De klimaatwetgeving uit de Green Deal is weliswaar grotendeels in kannen en kruiken, maar met Hoekstra op klimaat zouden de christen-democraten wel een zichtbaar uithangbord krijgen van hun boodschap dat vergroening meer in overeenstemming moet worden gebracht met de grieven van burgers, boeren en bedrijven.
Verzet kwam al snel
Het verzet tegen Hoekstra’s benoeming liet dan ook niet lang op zich wachten. De sociaal-democraten in het Europarlement (EP) lieten direct weten niet te accepteren dat een christen-democraat de klimaatportefeuille overneemt. In een verklaring riepen ze bovendien Hoekstra’s opstelling tijdens de coronacrisis in herinnering, toen hij als minister van Financiën Zuid-Europese landen hekelde om hun gebrekkige begrotingsdiscipline.
Na goedkeuring van Von der Leyen wacht Hoekstra immers ook nog een hoorzitting in het EP, waarna een stemming over zijn benoeming volgt.
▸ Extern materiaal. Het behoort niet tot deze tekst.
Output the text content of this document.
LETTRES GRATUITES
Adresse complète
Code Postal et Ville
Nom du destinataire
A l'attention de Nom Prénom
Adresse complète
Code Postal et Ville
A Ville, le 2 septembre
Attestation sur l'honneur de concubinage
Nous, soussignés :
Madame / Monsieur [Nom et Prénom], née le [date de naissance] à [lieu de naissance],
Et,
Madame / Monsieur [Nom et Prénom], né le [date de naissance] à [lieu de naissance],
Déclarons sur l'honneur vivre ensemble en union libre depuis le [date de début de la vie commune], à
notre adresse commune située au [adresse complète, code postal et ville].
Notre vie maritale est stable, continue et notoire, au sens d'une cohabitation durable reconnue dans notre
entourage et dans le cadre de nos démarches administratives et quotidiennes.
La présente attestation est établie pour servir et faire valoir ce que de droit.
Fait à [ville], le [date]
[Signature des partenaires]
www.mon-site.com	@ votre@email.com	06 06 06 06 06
Tegenhouden kunnen Europarlementariërs die officieel niet, maar een pittige ondervragingssessie en mogelijke tegenstem kunnen de nieuwe Nederlandse Eurocommissaris wel bij voorbaat beschadigen. Ook Sophie in ’t Veld (ex-D66, thans Volt) en Samira Rafaela (D66) stelden op X, voorheen Twitter, kritische vragen bij Hoekstra’s benoeming.
Niettemin: uiteindelijk beslist Von der Leyen. En de urgentie van een rappe benoeming is groot: over drie maanden begint een cruciale klimaatconferentie in Dubai waar de nieuwe ‘klimaatcommissaris’ de Europese Unie moet vertegenwoordigen. Brussel kan het zich niet echt veroorloven lang te dralen met Hoekstra’s benoeming.
Ongelegen moment
Voorafgaand aan de ministerraad zei Hoekstra vrijdag dat het voor de hand zou liggen als hij de klimaatportefeuille op zich zou nemen, gezien de grote klimaatconferentie „die heel veel klimaatdiplomatie zal vragen.”
Voor Nederland komt het vertrek van Hoekstra op een ongelegen moment. De demissionair minister van Buitenlandse Zaken was een belangrijke speler in de ‘Oekraïne-driehoek’ van het kabinet met minister-president Mark Rutte (VVD) en Kajsa Ollongren (Defensie, D66). In die rol ontwikkelde hij zich tot een belangrijke steunpilaar van Kyiv.
Onder impuls van Hoekstra werd Nederland een voortrekker van de vervolging oorlogsmisdaden van Russische militairen. Hoekstra zette zich ook in voor het organiseren van mondiale steun voor de berechting van de Russische president Vladimir Poetin voor ‘agressie’ – een oorlogsmisdrijf dat niet kan worden vervolgd door het Internationaal Strafhof. Het was ook Hoekstra die in de Tweede Kamer voor het eerst duidelijk maakte dat Nederland bereid was na te denken over het leveren van F-16’s aan Oekraïne.
Rutte liet weten dat er geen reshuffle in het kabinet komt en dat het CDA een nieuwe minister van Buitenlandse Zaken en vice-premier zal leveren. De premier wilde niet ingaan op de suggestie dat Ben Knapen (in het najaar van 2021 enkele maanden minister van Buitenlandse Zaken in Rutte III) een goede kandidaat zou zijn.